Être humain ce n’est pas autre chose que de se reconnaître dans la fraternité de l’autre, son étrangéreté me renvoyant à la mienne.
Quelques années plus tard, dans M le Maudit, Fritz Lang filmera les angoisses et les crimes d’un serial killer de petites filles en restant fidèle à cette vision de la fraternité.
Qu’il soit riche ou pauvre au-delà de ce que je peux imaginer, ou bien le pire monstre qui soit, je ne suis humain que si je parviens à reconnaître en l’autre un frère, un Bruder en allemand.
Ce n’est pas aussi évident qu’il peut sembler.
Thea von Harbou, la scénariste de Métropolis, rejoindra les hitlériens et fera des films insignifiants. Elle avait une vision restrictive de la fraternité. Il y a des gens qui sont plus frères, plus Bruder que d’autres. C’est la fraternité de la race, exclusive et qui se sent menacée par l’autre qui lui fait peur, (qui lui fait peur sur ce qu’elle est elle-même) : les juifs, les tziganes, les handicapés, les homosexuels…
M le Maudit sera interdit par les nazis; Lang quittera l’Allemagne, ira à Paris, à Londres, en Amérique où il fera des films qui comptèrent pour l’implication militaire des Etats-Unis dans la luttre contre le nazisme.

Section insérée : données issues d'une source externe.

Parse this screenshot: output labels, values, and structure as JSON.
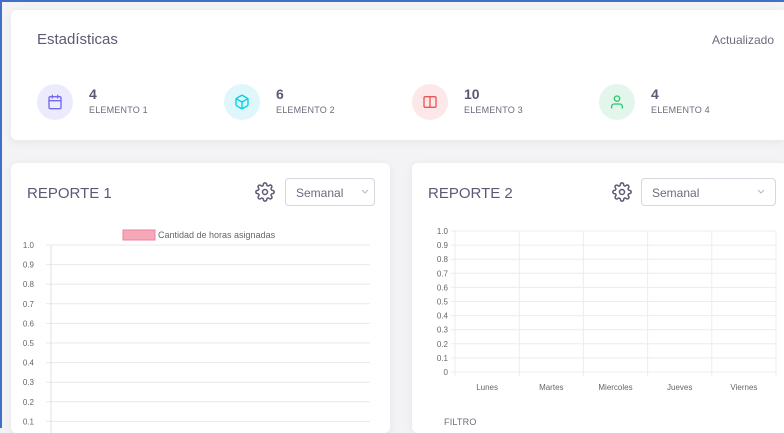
{
  "stats": {
    "title": "Estadísticas",
    "updated": "Actualizado",
    "items": [
      {
        "value": "4",
        "label": "ELEMENTO 1",
        "icon": "calendar-icon",
        "color": "#7367f0",
        "bg": "#ecebfd"
      },
      {
        "value": "6",
        "label": "ELEMENTO 2",
        "icon": "box-icon",
        "color": "#00cfe8",
        "bg": "#dff7fb"
      },
      {
        "value": "10",
        "label": "ELEMENTO 3",
        "icon": "book-icon",
        "color": "#ea5455",
        "bg": "#fce8e8"
      },
      {
        "value": "4",
        "label": "ELEMENTO 4",
        "icon": "user-icon",
        "color": "#28c76f",
        "bg": "#e3f6ec"
      }
    ]
  },
  "report1": {
    "title": "REPORTE 1",
    "select_value": "Semanal",
    "gear_icon": "gear-icon"
  },
  "report2": {
    "title": "REPORTE 2",
    "select_value": "Semanal",
    "gear_icon": "gear-icon",
    "filter_label": "FILTRO"
  },
  "chart_data": [
    {
      "type": "bar",
      "legend": [
        "Cantidad de horas asignadas"
      ],
      "legend_placement": "top",
      "series": [
        {
          "name": "Cantidad de horas asignadas",
          "color": "#f7a8b8",
          "values": []
        }
      ],
      "y_ticks": [
        "1.0",
        "0.9",
        "0.8",
        "0.7",
        "0.6",
        "0.5",
        "0.4",
        "0.3",
        "0.2",
        "0.1"
      ],
      "ylim": [
        0,
        1
      ],
      "grid": true
    },
    {
      "type": "bar",
      "categories": [
        "Lunes",
        "Martes",
        "Miercoles",
        "Jueves",
        "Viernes"
      ],
      "series": [],
      "y_ticks": [
        "1.0",
        "0.9",
        "0.8",
        "0.7",
        "0.6",
        "0.5",
        "0.4",
        "0.3",
        "0.2",
        "0.1",
        "0"
      ],
      "ylim": [
        0,
        1
      ],
      "grid": true
    }
  ]
}
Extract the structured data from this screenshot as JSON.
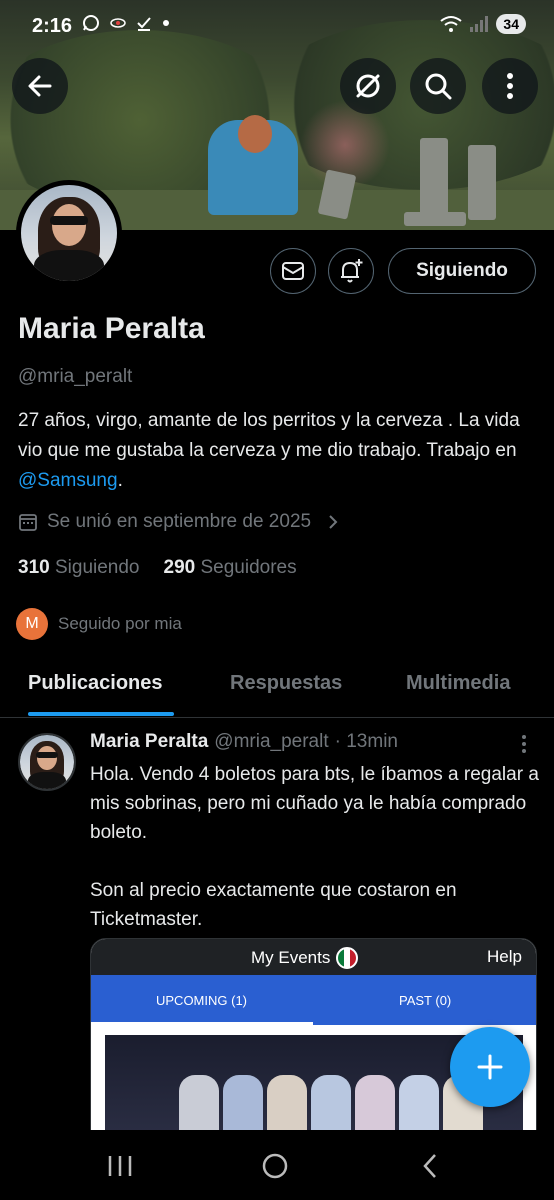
{
  "status_bar": {
    "time": "2:16",
    "battery": "34"
  },
  "header": {
    "back_icon": "arrow-left-icon",
    "grok_icon": "slashed-circle-icon",
    "search_icon": "search-icon",
    "more_icon": "more-vertical-icon"
  },
  "profile": {
    "name": "Maria Peralta",
    "handle": "@mria_peralt",
    "bio_text": "27 años, virgo, amante de los perritos y la cerveza . La vida vio que me gustaba la cerveza y me dio trabajo. Trabajo en ",
    "bio_mention": "@Samsung",
    "bio_end": ".",
    "joined": "Se unió en septiembre de 2025",
    "following_count": "310",
    "following_label": "Siguiendo",
    "followers_count": "290",
    "followers_label": "Seguidores",
    "followed_by_initial": "M",
    "followed_by": "Seguido por mia",
    "follow_button": "Siguiendo"
  },
  "tabs": [
    "Publicaciones",
    "Respuestas",
    "Multimedia"
  ],
  "tweet": {
    "author": "Maria Peralta",
    "handle": "@mria_peralt",
    "time": "· 13min",
    "text": "Hola. Vendo 4 boletos para bts, le íbamos a regalar a mis sobrinas, pero mi cuñado ya le había comprado boleto.\n\nSon al precio exactamente que costaron en Ticketmaster.",
    "embed": {
      "title": "My Events",
      "help": "Help",
      "tab_upcoming": "UPCOMING (1)",
      "tab_past": "PAST (0)"
    }
  },
  "colors": {
    "accent": "#1d9bf0",
    "muted": "#71767b",
    "text": "#e7e9ea",
    "background": "#000000"
  }
}
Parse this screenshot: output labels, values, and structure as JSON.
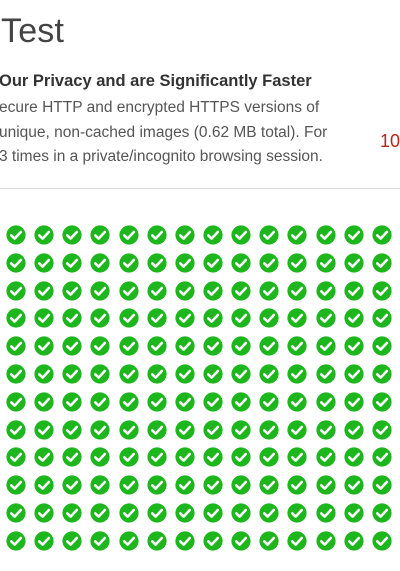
{
  "header": {
    "title": "Test"
  },
  "intro": {
    "heading": "Our Privacy and are Significantly Faster",
    "lines": [
      "ecure HTTP and encrypted HTTPS versions of",
      "unique, non-cached images (0.62 MB total). For",
      "3 times in a private/incognito browsing session."
    ],
    "counter": "10"
  },
  "results": {
    "icon": "check-circle-icon",
    "status": "loaded",
    "color": "#1db71d",
    "rows": 12,
    "columns": 15
  }
}
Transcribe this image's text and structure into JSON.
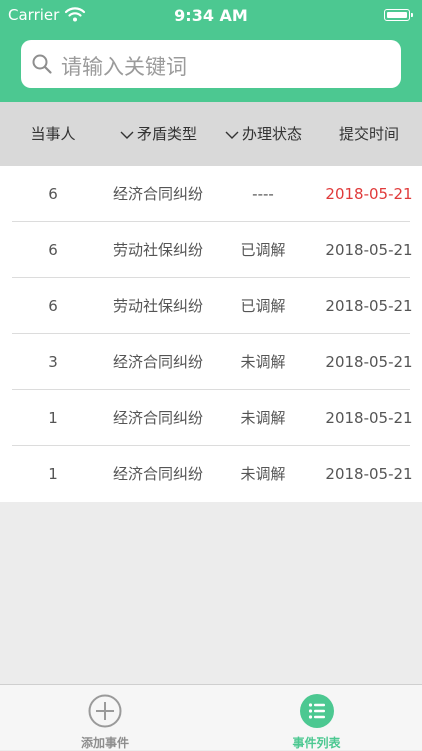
{
  "status_bar": {
    "carrier": "Carrier",
    "time": "9:34 AM"
  },
  "search": {
    "placeholder": "请输入关键词"
  },
  "table": {
    "headers": {
      "party": "当事人",
      "conflict_type": "矛盾类型",
      "status": "办理状态",
      "submit_time": "提交时间"
    },
    "rows": [
      {
        "party": "6",
        "type": "经济合同纠纷",
        "status": "----",
        "date": "2018-05-21"
      },
      {
        "party": "6",
        "type": "劳动社保纠纷",
        "status": "已调解",
        "date": "2018-05-21"
      },
      {
        "party": "6",
        "type": "劳动社保纠纷",
        "status": "已调解",
        "date": "2018-05-21"
      },
      {
        "party": "3",
        "type": "经济合同纠纷",
        "status": "未调解",
        "date": "2018-05-21"
      },
      {
        "party": "1",
        "type": "经济合同纠纷",
        "status": "未调解",
        "date": "2018-05-21"
      },
      {
        "party": "1",
        "type": "经济合同纠纷",
        "status": "未调解",
        "date": "2018-05-21"
      }
    ]
  },
  "tabbar": {
    "add_label": "添加事件",
    "list_label": "事件列表"
  },
  "colors": {
    "accent": "#4cc891",
    "highlight_date": "#e03a3a"
  }
}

La fraternité est inconditionnelle ou n’est pas. Car, si elle est conditionnelle, elle peut devenir par exemple une fraternité « de sang » qui se cimente dans le meurtre de l’autre.

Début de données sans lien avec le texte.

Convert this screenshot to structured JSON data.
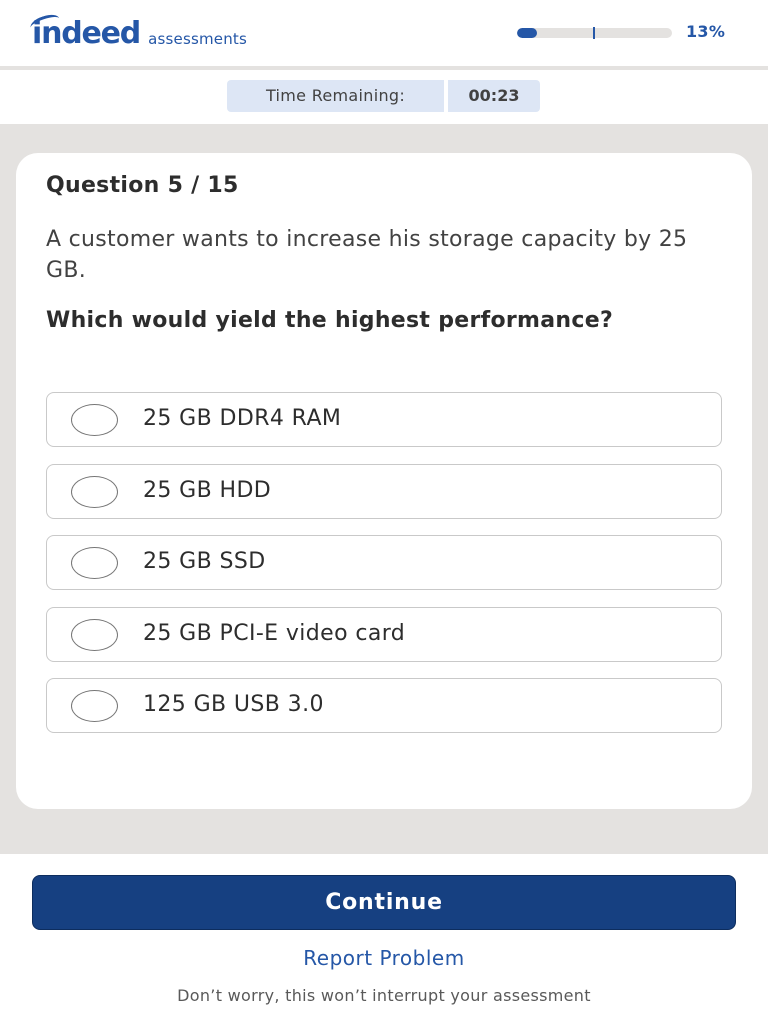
{
  "header": {
    "logo_text": "indeed",
    "logo_subtext": "assessments",
    "progress": {
      "percent": 13,
      "label": "13%"
    },
    "colors": {
      "brand": "#2557a7"
    }
  },
  "timer": {
    "label": "Time Remaining:",
    "value": "00:23"
  },
  "question": {
    "number_label": "Question 5 / 15",
    "text": "A customer wants to increase his storage capacity by 25 GB.",
    "prompt": "Which would yield the highest performance?",
    "options": [
      {
        "label": "25 GB DDR4 RAM",
        "selected": false
      },
      {
        "label": "25 GB HDD",
        "selected": false
      },
      {
        "label": "25 GB SSD",
        "selected": false
      },
      {
        "label": "25 GB PCI-E video card",
        "selected": false
      },
      {
        "label": "125 GB USB 3.0",
        "selected": false
      }
    ]
  },
  "footer": {
    "continue_label": "Continue",
    "report_label": "Report Problem",
    "reassure_text": "Don’t worry, this won’t interrupt your assessment",
    "colors": {
      "button": "#164081"
    }
  }
}
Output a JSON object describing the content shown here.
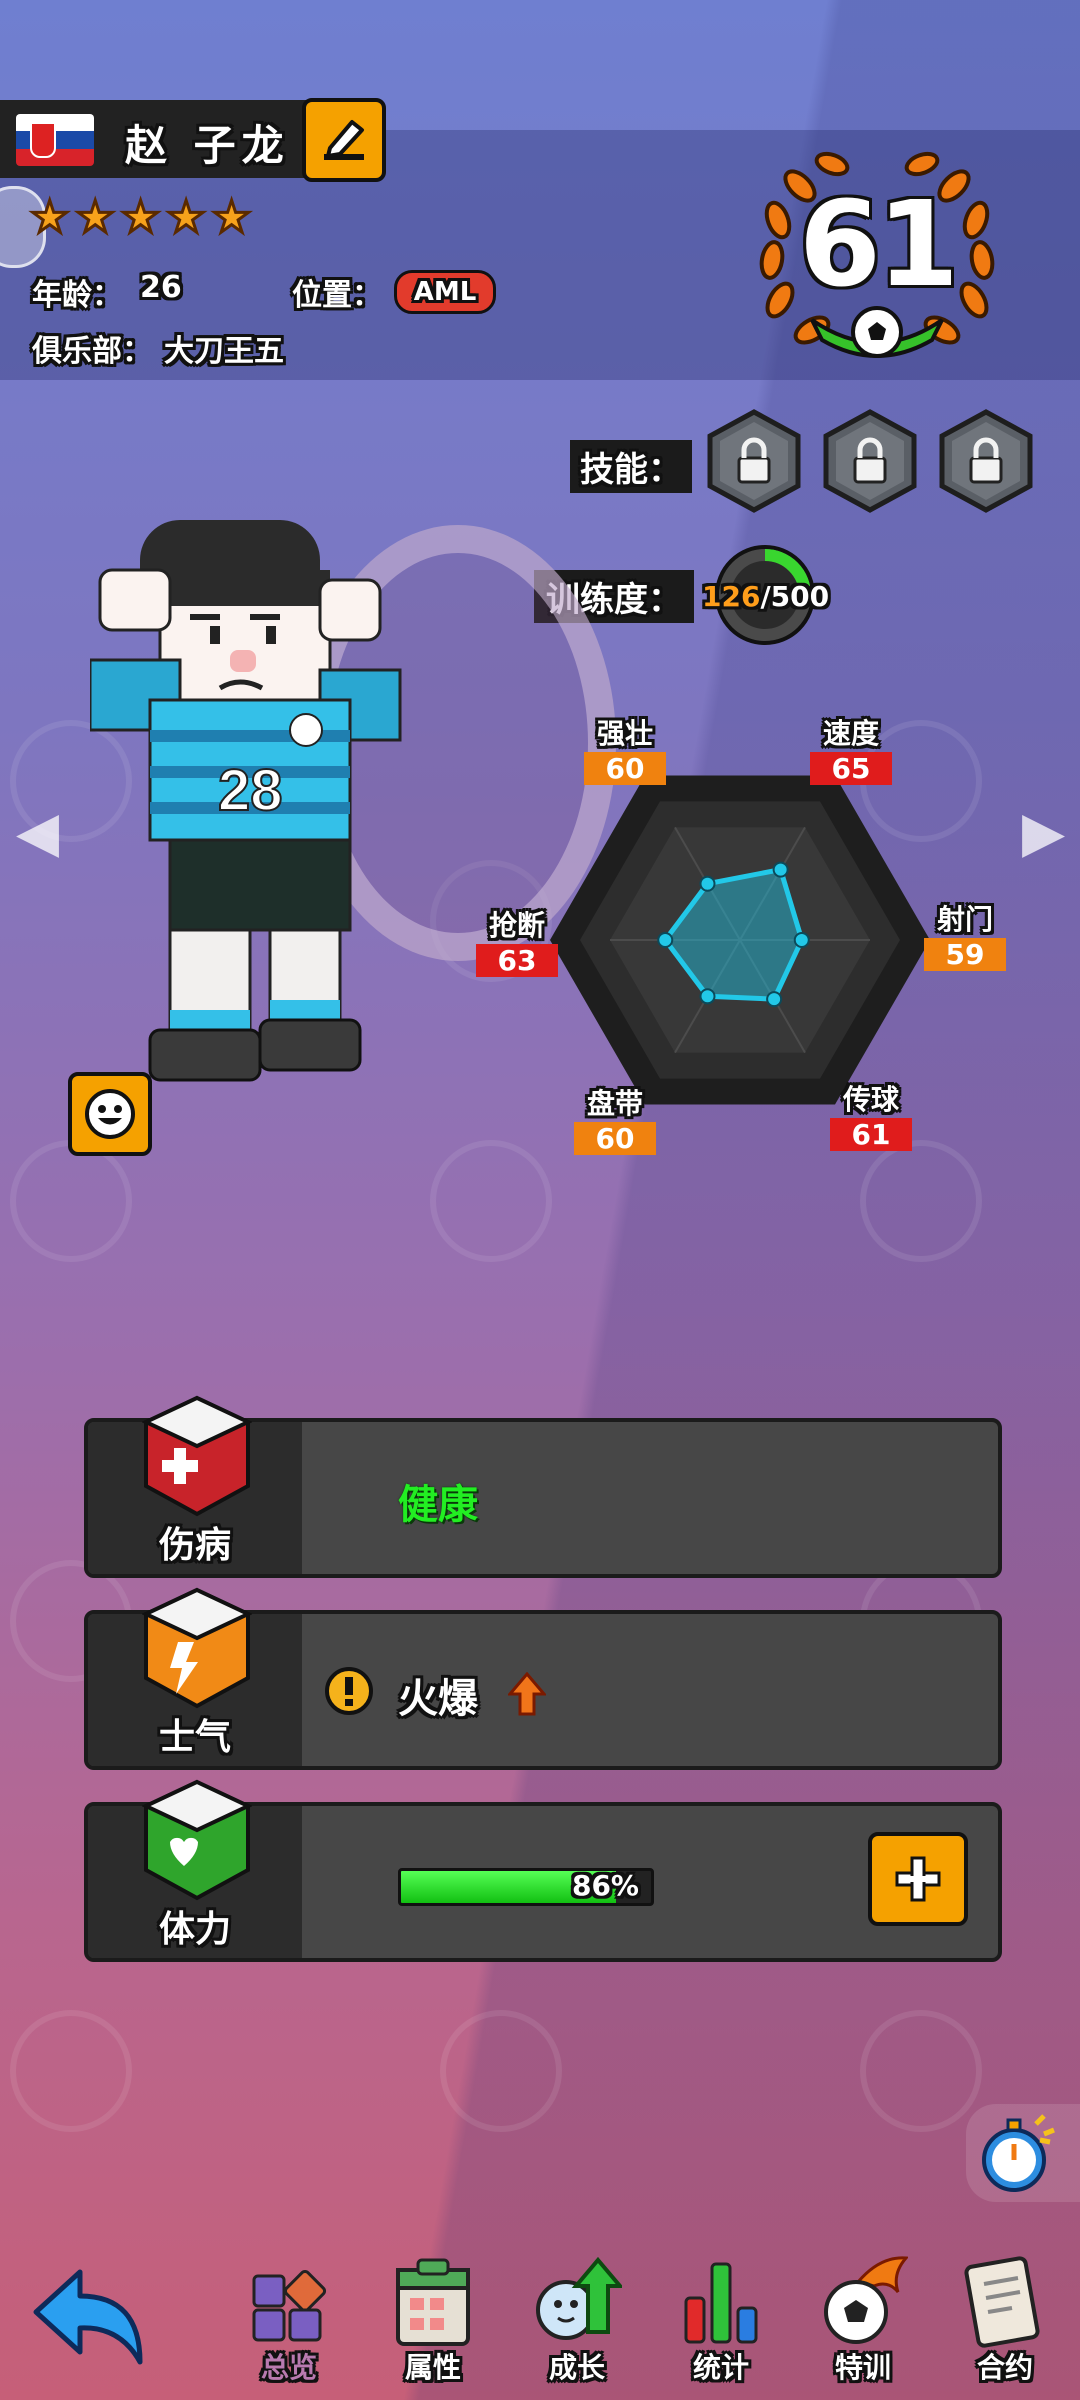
{
  "player": {
    "name": "赵 子龙",
    "stars": 5,
    "age_label": "年龄：",
    "age": "26",
    "position_label": "位置：",
    "position": "AML",
    "club_label": "俱乐部：",
    "club": "大刀王五",
    "rating": "61",
    "jersey_number": "28",
    "flag": "slovakia-flag"
  },
  "skills": {
    "label": "技能：",
    "slots": [
      "locked",
      "locked",
      "locked"
    ]
  },
  "training": {
    "label": "训练度：",
    "current": "126",
    "separator": "/500",
    "fraction": 0.252
  },
  "attributes": [
    {
      "name": "强壮",
      "value": "60",
      "color": "#f0820f"
    },
    {
      "name": "速度",
      "value": "65",
      "color": "#e01c1c"
    },
    {
      "name": "射门",
      "value": "59",
      "color": "#f0820f"
    },
    {
      "name": "传球",
      "value": "61",
      "color": "#e01c1c"
    },
    {
      "name": "盘带",
      "value": "60",
      "color": "#f0820f"
    },
    {
      "name": "抢断",
      "value": "63",
      "color": "#e01c1c"
    }
  ],
  "status": {
    "injury_label": "伤病",
    "injury_value": "健康",
    "morale_label": "士气",
    "morale_value": "火爆",
    "stamina_label": "体力",
    "stamina_value": "86%",
    "stamina_fraction": 0.86
  },
  "nav": {
    "items": [
      "总览",
      "属性",
      "成长",
      "统计",
      "特训",
      "合约"
    ],
    "active": "总览"
  },
  "colors": {
    "accent_orange": "#f5a100",
    "health_green": "#22ee22",
    "radar_cyan": "#22c8e8"
  }
}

C’est pourquoi, pour Fritz Lang, nul n’a le droit, sauf pour défendre la vie quand elle est directement menacée, donner la mort à qui que ce soit, fût-il monstrueux.

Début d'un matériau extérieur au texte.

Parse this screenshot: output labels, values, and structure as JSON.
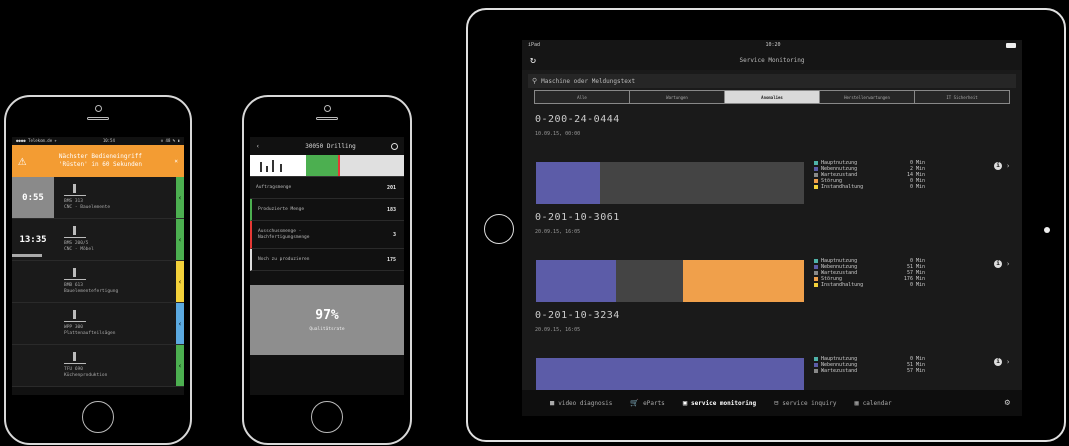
{
  "colors": {
    "purple": "#5c5ca8",
    "darkgrey": "#444444",
    "orange": "#f0a04b",
    "green": "#4caf50",
    "yellow": "#f3d13a",
    "blue": "#5ba9e0",
    "red": "#e53935",
    "alert": "#f39c33"
  },
  "phone1": {
    "status": {
      "carrier": "●●●● Telekom.de ✈",
      "time": "10:54",
      "battery": "⊙ 48 % ▮"
    },
    "alert": {
      "icon": "warning-icon",
      "line1": "Nächster Bedieneingriff",
      "line2": "'Rüsten' in 60 Sekunden",
      "close": "×"
    },
    "rows": [
      {
        "timer": "0:55",
        "name": "BMS 313",
        "sub": "CNC - Bauelemente",
        "color": "#4caf50",
        "timer_bg": "grey"
      },
      {
        "timer": "13:35",
        "name": "BMS 200/5",
        "sub": "CNC - Möbel",
        "color": "#4caf50",
        "timer_bg": "none",
        "progress": true
      },
      {
        "timer": "",
        "name": "BMB 613",
        "sub": "Bauelementefertigung",
        "color": "#f3d13a",
        "timer_bg": "none"
      },
      {
        "timer": "",
        "name": "WPP 300",
        "sub": "Plattenaufteilsägen",
        "color": "#5ba9e0",
        "timer_bg": "none"
      },
      {
        "timer": "",
        "name": "TFU 690",
        "sub": "Küchenproduktion",
        "color": "#4caf50",
        "timer_bg": "none"
      }
    ]
  },
  "phone2": {
    "header": {
      "back": "‹",
      "title": "30050 Drilling"
    },
    "rows": [
      {
        "label": "Auftragsmenge",
        "value": "201",
        "accent": "none"
      },
      {
        "label": "Produzierte Menge",
        "value": "183",
        "accent": "green"
      },
      {
        "label": "Ausschussmenge - Nachfertigungsmenge",
        "value": "3",
        "accent": "red"
      },
      {
        "label": "Noch zu produzieren",
        "value": "175",
        "accent": "white"
      }
    ],
    "quality": {
      "value": "97%",
      "label": "Qualitätsrate"
    },
    "pager": "• • ● •"
  },
  "ipad": {
    "status": {
      "device": "iPad",
      "time": "10:20"
    },
    "title": "Service Monitoring",
    "search_placeholder": "Maschine oder Meldungstext",
    "segments": [
      {
        "label": "Alle",
        "active": false
      },
      {
        "label": "Wartungen",
        "active": false
      },
      {
        "label": "Anomalies",
        "active": true
      },
      {
        "label": "Herstellerwartungen",
        "active": false
      },
      {
        "label": "IT Sicherheit",
        "active": false
      }
    ],
    "machines": [
      {
        "id": "0-200-24-0444",
        "date": "10.09.15, 00:00",
        "bar": [
          {
            "color": "#5c5ca8",
            "pct": 24
          },
          {
            "color": "#444444",
            "pct": 76
          }
        ],
        "legend": [
          {
            "label": "Hauptnutzung",
            "value": "0 Min",
            "color": "#4fb3a9"
          },
          {
            "label": "Nebennutzung",
            "value": "2 Min",
            "color": "#5c5ca8"
          },
          {
            "label": "Wartezustand",
            "value": "14 Min",
            "color": "#888888"
          },
          {
            "label": "Störung",
            "value": "0 Min",
            "color": "#f0a04b"
          },
          {
            "label": "Instandhaltung",
            "value": "0 Min",
            "color": "#f3d13a"
          }
        ]
      },
      {
        "id": "0-201-10-3061",
        "date": "20.09.15, 16:05",
        "bar": [
          {
            "color": "#5c5ca8",
            "pct": 30
          },
          {
            "color": "#444444",
            "pct": 25
          },
          {
            "color": "#f0a04b",
            "pct": 45
          }
        ],
        "legend": [
          {
            "label": "Hauptnutzung",
            "value": "0 Min",
            "color": "#4fb3a9"
          },
          {
            "label": "Nebennutzung",
            "value": "51 Min",
            "color": "#5c5ca8"
          },
          {
            "label": "Wartezustand",
            "value": "57 Min",
            "color": "#888888"
          },
          {
            "label": "Störung",
            "value": "176 Min",
            "color": "#f0a04b"
          },
          {
            "label": "Instandhaltung",
            "value": "0 Min",
            "color": "#f3d13a"
          }
        ]
      },
      {
        "id": "0-201-10-3234",
        "date": "20.09.15, 16:05",
        "bar": [
          {
            "color": "#5c5ca8",
            "pct": 100
          }
        ],
        "legend": [
          {
            "label": "Hauptnutzung",
            "value": "0 Min",
            "color": "#4fb3a9"
          },
          {
            "label": "Nebennutzung",
            "value": "51 Min",
            "color": "#5c5ca8"
          },
          {
            "label": "Wartezustand",
            "value": "57 Min",
            "color": "#888888"
          }
        ]
      }
    ],
    "tabs": [
      {
        "icon": "video-camera-icon",
        "glyph": "■",
        "label": "video diagnosis",
        "active": false
      },
      {
        "icon": "cart-icon",
        "glyph": "🛒",
        "label": "eParts",
        "active": false
      },
      {
        "icon": "monitor-icon",
        "glyph": "▣",
        "label": "service monitoring",
        "active": true
      },
      {
        "icon": "inquiry-icon",
        "glyph": "⊟",
        "label": "service inquiry",
        "active": false
      },
      {
        "icon": "calendar-icon",
        "glyph": "▦",
        "label": "calendar",
        "active": false
      }
    ],
    "settings_icon": "gear-icon"
  }
}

La peine de mort est un crime.
Elle repose sur l’idée qu’il y a une essence humaine dont sont exclus les monstres, imaginaires ou réels.
Alors que la seule manière d’être humain est de reconnaître la fraternité de l’autre, fût-elle dérangeante, troublante, inquiétante, « inconcevable ».
« Humanité » n’est pas le nom d’une classe dans laquelle on peut inclure certains « anthropos » et pas d’autres.
Elle est immanente à l’acte qui institue et reconnaît inconditionnellement la fraternité.